Cette influence chinoise sur le marché pourrait compliquer la tâche des constructeurs automobiles qui souhaitent bénéficier de subventions pour les véhicules électriques dans le cadre de la loi américaine sur la réduction de l'inflation.

L'IRA exige que certains pourcentages élevés de composants de batteries soient produits aux États-Unis ou dans un pays avec lequel les États-Unis ont conclu un accord de libre-échange.
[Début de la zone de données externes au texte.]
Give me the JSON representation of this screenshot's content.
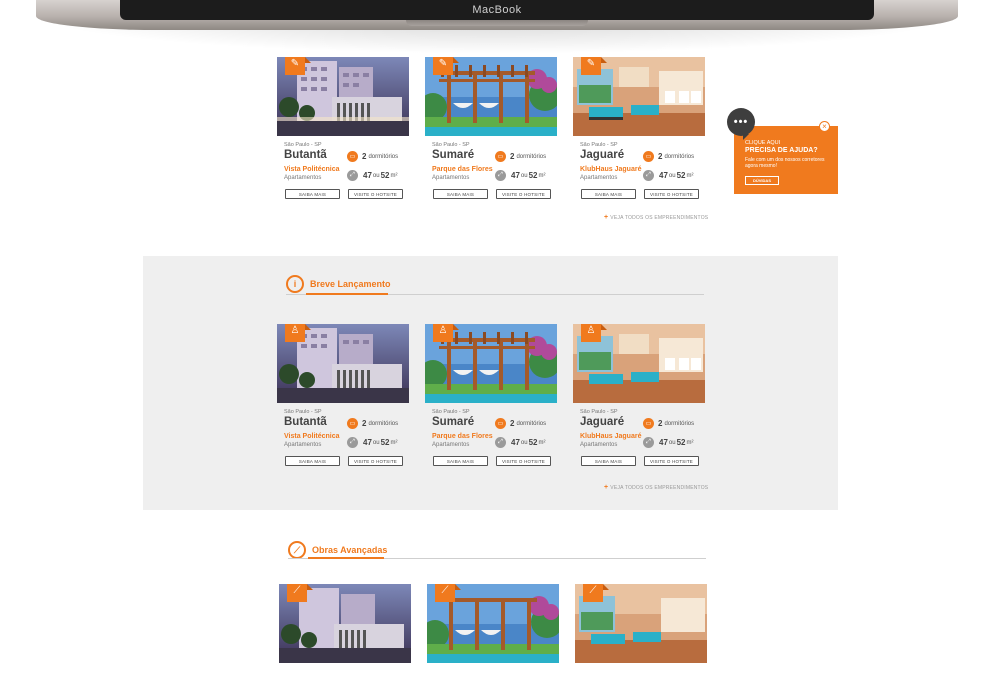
{
  "laptop": {
    "brand": "MacBook"
  },
  "colors": {
    "accent": "#f07a1e",
    "band": "#efefef"
  },
  "sections": {
    "s1": {
      "cards": [
        {
          "city": "São Paulo - SP",
          "name": "Butantã",
          "project": "Vista Politécnica",
          "type": "Apartamentos",
          "beds": "2",
          "beds_label": "dormitórios",
          "area_a": "47",
          "area_or": "ou",
          "area_b": "52",
          "area_unit": "m²",
          "btn_more": "SAIBA MAIS",
          "btn_site": "VISITE O HOTSITE",
          "badge_icon": "megaphone-icon"
        },
        {
          "city": "São Paulo - SP",
          "name": "Sumaré",
          "project": "Parque das Flores",
          "type": "Apartamentos",
          "beds": "2",
          "beds_label": "dormitórios",
          "area_a": "47",
          "area_or": "ou",
          "area_b": "52",
          "area_unit": "m²",
          "btn_more": "SAIBA MAIS",
          "btn_site": "VISITE O HOTSITE",
          "badge_icon": "megaphone-icon"
        },
        {
          "city": "São Paulo - SP",
          "name": "Jaguaré",
          "project": "KlubHaus Jaguaré",
          "type": "Apartamentos",
          "beds": "2",
          "beds_label": "dormitórios",
          "area_a": "47",
          "area_or": "ou",
          "area_b": "52",
          "area_unit": "m²",
          "btn_more": "SAIBA MAIS",
          "btn_site": "VISITE O HOTSITE",
          "badge_icon": "megaphone-icon"
        }
      ],
      "see_all": "VEJA TODOS OS EMPREENDIMENTOS"
    },
    "s2": {
      "title": "Breve Lançamento",
      "cards": [
        {
          "city": "São Paulo - SP",
          "name": "Butantã",
          "project": "Vista Politécnica",
          "type": "Apartamentos",
          "beds": "2",
          "beds_label": "dormitórios",
          "area_a": "47",
          "area_or": "ou",
          "area_b": "52",
          "area_unit": "m²",
          "btn_more": "SAIBA MAIS",
          "btn_site": "VISITE O HOTSITE",
          "badge_icon": "bottle-icon"
        },
        {
          "city": "São Paulo - SP",
          "name": "Sumaré",
          "project": "Parque das Flores",
          "type": "Apartamentos",
          "beds": "2",
          "beds_label": "dormitórios",
          "area_a": "47",
          "area_or": "ou",
          "area_b": "52",
          "area_unit": "m²",
          "btn_more": "SAIBA MAIS",
          "btn_site": "VISITE O HOTSITE",
          "badge_icon": "bottle-icon"
        },
        {
          "city": "São Paulo - SP",
          "name": "Jaguaré",
          "project": "KlubHaus Jaguaré",
          "type": "Apartamentos",
          "beds": "2",
          "beds_label": "dormitórios",
          "area_a": "47",
          "area_or": "ou",
          "area_b": "52",
          "area_unit": "m²",
          "btn_more": "SAIBA MAIS",
          "btn_site": "VISITE O HOTSITE",
          "badge_icon": "bottle-icon"
        }
      ],
      "see_all": "VEJA TODOS OS EMPREENDIMENTOS"
    },
    "s3": {
      "title": "Obras Avançadas",
      "badge_icon": "trowel-icon"
    }
  },
  "help": {
    "bubble_icon": "chat-bubble-icon",
    "line1": "CLIQUE AQUI",
    "line2": "PRECISA DE AJUDA?",
    "line3": "Fale com um dos nossos corretores agora mesmo!",
    "button": "DÚVIDAS",
    "close": "×"
  }
}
L'Union européenne a proposé une législation visant à réduire la dépendance à l'égard d'un pays pour toute matière première essentielle à 65 % d'ici à 2030.

Les accords d'approvisionnement en graphite sont complexes et nécessitent des tests de sécurité approfondis pour les matériaux entrant dans la fabrication de chaque modèle de véhicule électrique, ce qui peut prendre jusqu'à trois ans.

EMPREINTE CARBONE

Les groupes automobiles occidentaux privilégient les accords avec les mines de graphite, en partie parce que la production d'anodes à partir d'un matériau naturel a une intensité carbonique inférieure d'environ 55 % à celle du graphite synthétique fabriqué à partir de produits pétroliers.

Les anodes en graphite naturel tendent à être moins chères et sont bénéfiques pour la capacité des cellules et la production d'énergie, ce qui permet aux voitures de parcourir de plus longues distances avant d'être rechargées.

Il devrait également y avoir une concurrence avec l'industrie sidérurgique, a déclaré l'analyste Reitumetse Chalale de Project Blue.

Le silicium est un autre ingrédient de l'anode, qui permet également aux véhicules électriques de parcourir de plus longues distances avant d'être rechargés.

Actuellement, la quantité maximale de silicium ajoutée aux batteries est d'environ 10 %, car ce matériau se dilate à l'usage et peut dégrader la batterie.

Des entreprises travaillent sur une technologie qui permettrait d'ajouter de plus grandes quantités de silicium. Si ces travaux aboutissent, ils pourraient constituer une menace pour le graphite à long terme.